In every survey year from 2007 to 2017 (except in 2013 when there was no measurable difference between male and female students), a higher percentage of male students than of female students ages 12– 18 reported having access to a loaded gun without adult permission, either at school or away from school during the school year. In 2017, about 4 percent of male students reported having access to a loaded gun without adult permission, compared with 3 percent of female students. The percentages of male and female students who reported having such access to a loaded gun both decreased between 2007 and 2017 (from 8 to 4 percent for males and from 5 to 3 percent for females), but there were no measurable differences between the percentages in 2015 and 2017.

In 2017, higher percentages of students in 9th, 10th, 11th, and 12th grade than of those in 7th grade reported having access to a loaded gun without adult permission, either at school or away from school during the school year. About 6 percent of 12th-graders, 5 percent of 11th-graders, 4 percent of 10th- graders, and 3 percent of 9th-graders reported having access to a loaded gun without adult permission, compared with 1 percent of 7th-graders. In addition, the percentage of students who reported having access to a loaded gun without adult permission was higher for 11th- and 12th-graders than for 8th-graders (2 percent), and this percentage was higher for 12th-graders than for 9th-graders.

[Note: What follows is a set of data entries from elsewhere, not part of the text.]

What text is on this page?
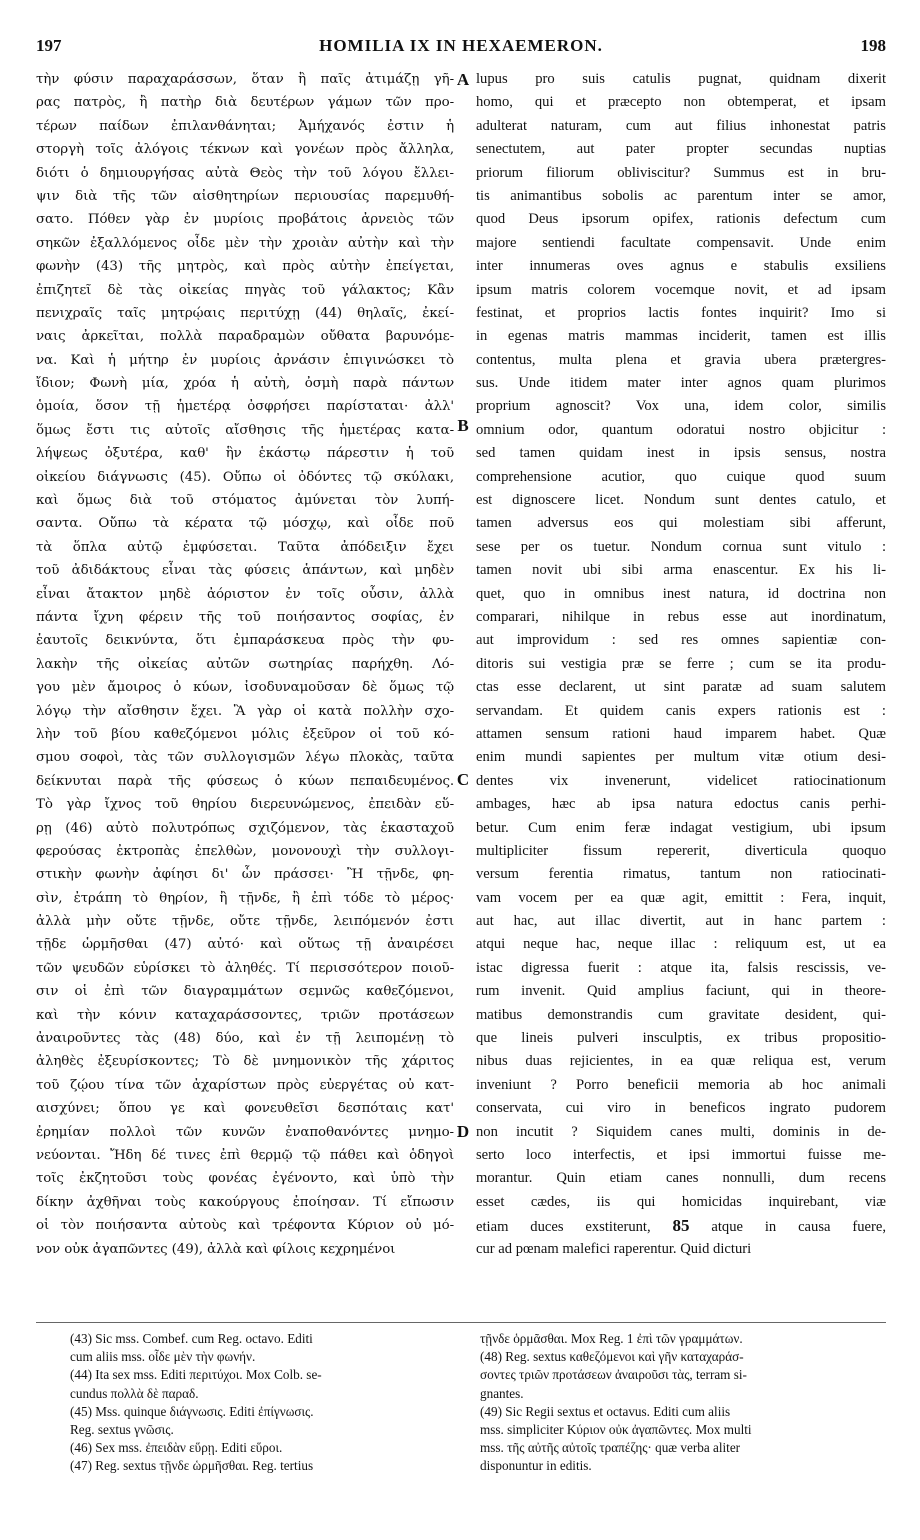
197	HOMILIA IX IN HEXAEMERON.	198
τὴν φύσιν παραχαράσσων, ὅταν ἢ παῖς ἀτιμάζῃ γῆ-
ρας πατρὸς, ἢ πατὴρ διὰ δευτέρων γάμων τῶν προ-
τέρων παίδων ἐπιλανθάνηται; Ἀμήχανός ἐστιν ἡ
στοργὴ τοῖς ἀλόγοις τέκνων καὶ γονέων πρὸς ἄλληλα,
διότι ὁ δημιουργήσας αὐτὰ Θεὸς τὴν τοῦ λόγου ἔλλει-
ψιν διὰ τῆς τῶν αἰσθητηρίων περιουσίας παρεμυθή-
σατο. Πόθεν γὰρ ἐν μυρίοις προβάτοις ἀρνειὸς τῶν
σηκῶν ἐξαλλόμενος οἶδε μὲν τὴν χροιὰν αὐτὴν καὶ τὴν
φωνὴν (43) τῆς μητρὸς, καὶ πρὸς αὐτὴν ἐπείγεται,
ἐπιζητεῖ δὲ τὰς οἰκείας πηγὰς τοῦ γάλακτος; Κἂν
πενιχραῖς ταῖς μητρῴαις περιτύχῃ (44) θηλαῖς, ἐκεί-
ναις ἀρκεῖται, πολλὰ παραδραμὼν οὔθατα βαρυνόμε-
να. Καὶ ἡ μήτηρ ἐν μυρίοις ἀρνάσιν ἐπιγινώσκει τὸ
ἴδιον; Φωνὴ μία, χρόα ἡ αὐτὴ, ὀσμὴ παρὰ πάντων
ὁμοία, ὅσον τῇ ἡμετέρᾳ ὀσφρήσει παρίσταται· ἀλλ'
ὅμως ἔστι τις αὐτοῖς αἴσθησις τῆς ἡμετέρας κατα-
λήψεως ὀξυτέρα, καθ' ἣν ἑκάστῳ πάρεστιν ἡ τοῦ
οἰκείου διάγνωσις (45). Οὔπω οἱ ὀδόντες τῷ σκύλακι,
καὶ ὅμως διὰ τοῦ στόματος ἀμύνεται τὸν λυπή-
σαντα. Οὔπω τὰ κέρατα τῷ μόσχῳ, καὶ οἶδε ποῦ
τὰ ὅπλα αὐτῷ ἐμφύσεται. Ταῦτα ἀπόδειξιν ἔχει
τοῦ ἀδιδάκτους εἶναι τὰς φύσεις ἁπάντων, καὶ μηδὲν
εἶναι ἄτακτον μηδὲ ἀόριστον ἐν τοῖς οὖσιν, ἀλλὰ
πάντα ἴχνη φέρειν τῆς τοῦ ποιήσαντος σοφίας, ἐν
ἑαυτοῖς δεικνύντα, ὅτι ἐμπαράσκευα πρὸς τὴν φυ-
λακὴν τῆς οἰκείας αὐτῶν σωτηρίας παρήχθη. Λό-
γου μὲν ἄμοιρος ὁ κύων, ἰσοδυναμοῦσαν δὲ ὅμως τῷ
λόγῳ τὴν αἴσθησιν ἔχει. Ἃ γὰρ οἱ κατὰ πολλὴν σχο-
λὴν τοῦ βίου καθεζόμενοι μόλις ἐξεῦρον οἱ τοῦ κό-
σμου σοφοὶ, τὰς τῶν συλλογισμῶν λέγω πλοκὰς, ταῦτα
δείκνυται παρὰ τῆς φύσεως ὁ κύων πεπαιδευμένος.
Τὸ γὰρ ἴχνος τοῦ θηρίου διερευνώμενος, ἐπειδὰν εὕ-
ρῃ (46) αὐτὸ πολυτρόπως σχιζόμενον, τὰς ἑκασταχοῦ
φερούσας ἐκτροπὰς ἐπελθὼν, μονονουχὶ τὴν συλλογι-
στικὴν φωνὴν ἀφίησι δι' ὧν πράσσει· Ἢ τῇνδε, φη-
σὶν, ἐτράπη τὸ θηρίον, ἢ τῇνδε, ἢ ἐπὶ τόδε τὸ μέρος·
ἀλλὰ μὴν οὔτε τῇνδε, οὔτε τῇνδε, λειπόμενόν ἐστι
τῇδε ὡρμῆσθαι (47) αὐτό· καὶ οὕτως τῇ ἀναιρέσει
τῶν ψευδῶν εὑρίσκει τὸ ἀληθές. Τί περισσότερον ποιοῦ-
σιν οἱ ἐπὶ τῶν διαγραμμάτων σεμνῶς καθεζόμενοι,
καὶ τὴν κόνιν καταχαράσσοντες, τριῶν προτάσεων
ἀναιροῦντες τὰς (48) δύο, καὶ ἐν τῇ λειπομένῃ τὸ
ἀληθὲς ἐξευρίσκοντες; Τὸ δὲ μνημονικὸν τῆς χάριτος
τοῦ ζῴου τίνα τῶν ἀχαρίστων πρὸς εὐεργέτας οὐ κατ-
αισχύνει; ὅπου γε καὶ φονευθεῖσι δεσπόταις κατ'
ἐρημίαν πολλοὶ τῶν κυνῶν ἐναποθανόντες μνημο-
νεύονται. Ἤδη δέ τινες ἐπὶ θερμῷ τῷ πάθει καὶ ὁδηγοὶ
τοῖς ἐκζητοῦσι τοὺς φονέας ἐγένοντο, καὶ ὑπὸ τὴν
δίκην ἀχθῆναι τοὺς κακούργους ἐποίησαν. Τί εἴπωσιν
οἱ τὸν ποιήσαντα αὐτοὺς καὶ τρέφοντα Κύριον οὐ μό-
νον οὐκ ἀγαπῶντες (49), ἀλλὰ καὶ φίλοις κεχρημένοι
lupus pro suis catulis pugnat, quidnam dixerit
homo, qui et præcepto non obtemperat, et ipsam
adulterat naturam, cum aut filius inhonestat patris
senectutem, aut pater propter secundas nuptias
priorum filiorum obliviscitur? Summus est in bru-
tis animantibus sobolis ac parentum inter se amor,
quod Deus ipsorum opifex, rationis defectum cum
majore sentiendi facultate compensavit. Unde enim
inter innumeras oves agnus e stabulis exsiliens
ipsum matris colorem vocemque novit, et ad ipsam
festinat, et proprios lactis fontes inquirit? Imo si
in egenas matris mammas inciderit, tamen est illis
contentus, multa plena et gravia ubera prætergres-
sus. Unde itidem mater inter agnos quam plurimos
proprium agnoscit? Vox una, idem color, similis
omnium odor, quantum odoratui nostro objicitur :
sed tamen quidam inest in ipsis sensus, nostra
comprehensione acutior, quo cuique quod suum
est dignoscere licet. Nondum sunt dentes catulo, et
tamen adversus eos qui molestiam sibi afferunt,
sese per os tuetur. Nondum cornua sunt vitulo :
tamen novit ubi sibi arma enascentur. Ex his li-
quet, quo in omnibus inest natura, id doctrina non
comparari, nihilque in rebus esse aut inordinatum,
aut improvidum : sed res omnes sapientiæ con-
ditoris sui vestigia præ se ferre ; cum se ita produ-
ctas esse declarent, ut sint paratæ ad suam salutem
servandam. Et quidem canis expers rationis est :
attamen sensum rationi haud imparem habet. Quæ
enim mundi sapientes per multum vitæ otium desi-
dentes vix invenerunt, videlicet ratiocinationum
ambages, hæc ab ipsa natura edoctus canis perhi-
betur. Cum enim feræ indagat vestigium, ubi ipsum
multipliciter fissum repererit, diverticula quoquo
versum ferentia rimatus, tantum non ratiocinati-
vam vocem per ea quæ agit, emittit : Fera, inquit,
aut hac, aut illac divertit, aut in hanc partem :
atqui neque hac, neque illac : reliquum est, ut ea
istac digressa fuerit : atque ita, falsis rescissis, ve-
rum invenit. Quid amplius faciunt, qui in theore-
matibus demonstrandis cum gravitate desident, qui-
que lineis pulveri insculptis, ex tribus propositio-
nibus duas rejicientes, in ea quæ reliqua est, verum
inveniunt ? Porro beneficii memoria ab hoc animali
conservata, cui viro in beneficos ingrato pudorem
non incutit ? Siquidem canes multi, dominis in de-
serto loco interfectis, et ipsi immortui fuisse me-
morantur. Quin etiam canes nonnulli, dum recens
esset cædes, iis qui homicidas inquirebant, viæ
etiam duces exstiterunt, 85 atque in causa fuere,
cur ad pœnam malefici raperentur. Quid dicturi
A
B
C
D
(43) Sic mss. Combef. cum Reg. octavo. Editi
cum aliis mss. οἶδε μὲν τὴν φωνήν.
(44) Ita sex mss. Editi περιτύχοι. Mox Colb. se-
cundus πολλὰ δὲ παραδ.
(45) Mss. quinque διάγνωσις. Editi ἐπίγνωσις.
Reg. sextus γνῶσις.
(46) Sex mss. ἐπειδὰν εὕρῃ. Editi εὕροι.
(47) Reg. sextus τῇνδε ὡρμῆσθαι. Reg. tertius
τῇνδε ὁρμᾶσθαι. Mox Reg. 1 ἐπὶ τῶν γραμμάτων.
(48) Reg. sextus καθεζόμενοι καὶ γῆν καταχαράσ-
σοντες τριῶν προτάσεων ἀναιροῦσι τὰς, terram si-
gnantes.
(49) Sic Regii sextus et octavus. Editi cum aliis
mss. simpliciter Κύριον οὐκ ἀγαπῶντες. Mox multi
mss. τῆς αὐτῆς αὐτοῖς τραπέζης· quæ verba aliter
disponuntur in editis.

This indicator has been updated to include 2017 data on student-reported information and 201617 data on the number of students involved in activities related to weapons possession (instead of data on the number of discipline incidents related to weapons possession as reported in prior editions). For more information: Tables 13.1, 13.2, 13.3, 13.4, and 13.5, and Centers for Disease Control and Prevention (2018), (https://www.cdc.gov/healthyyouth/data/yrbs/pdf/2017/ss6708.pdf), and https://nces.ed.gov/programs/crime/.


61 The question asked about these weapon types combined. Separate data on each type of weapon were not collected. The question did not specify whether guns carried only for hunting or for a sport should be included.
62 The term “anywhere” is not used in the Youth Risk Behavior Survey (YRBS) questionnaire; students were simply asked how many days they carried a weapon during the past 30 days. In the question asking students about carrying a weapon at school, “on school property” was not defined for survey respondents.
63 “Anywhere” includes on school property.
64 In this indicator, students who identified as “gay or lesbian” or “bisexual” are discussed together as the “gay, lesbian, or bisexual” group. Although there are likely to be differences among students who identify with each of these orientations, small sample sizes preclude analysis for each of these groups separately. Students were not asked whether they identified as transgender on the YRBS.
65 U.S. total data are representative of all public and private school students in grades 9–12 in the 50 states and the District of Columbia. U.S. total data were collected through a separate national survey rather than being aggregated from state-level data.
66 U.S. total includes 50 states and the District of Columbia.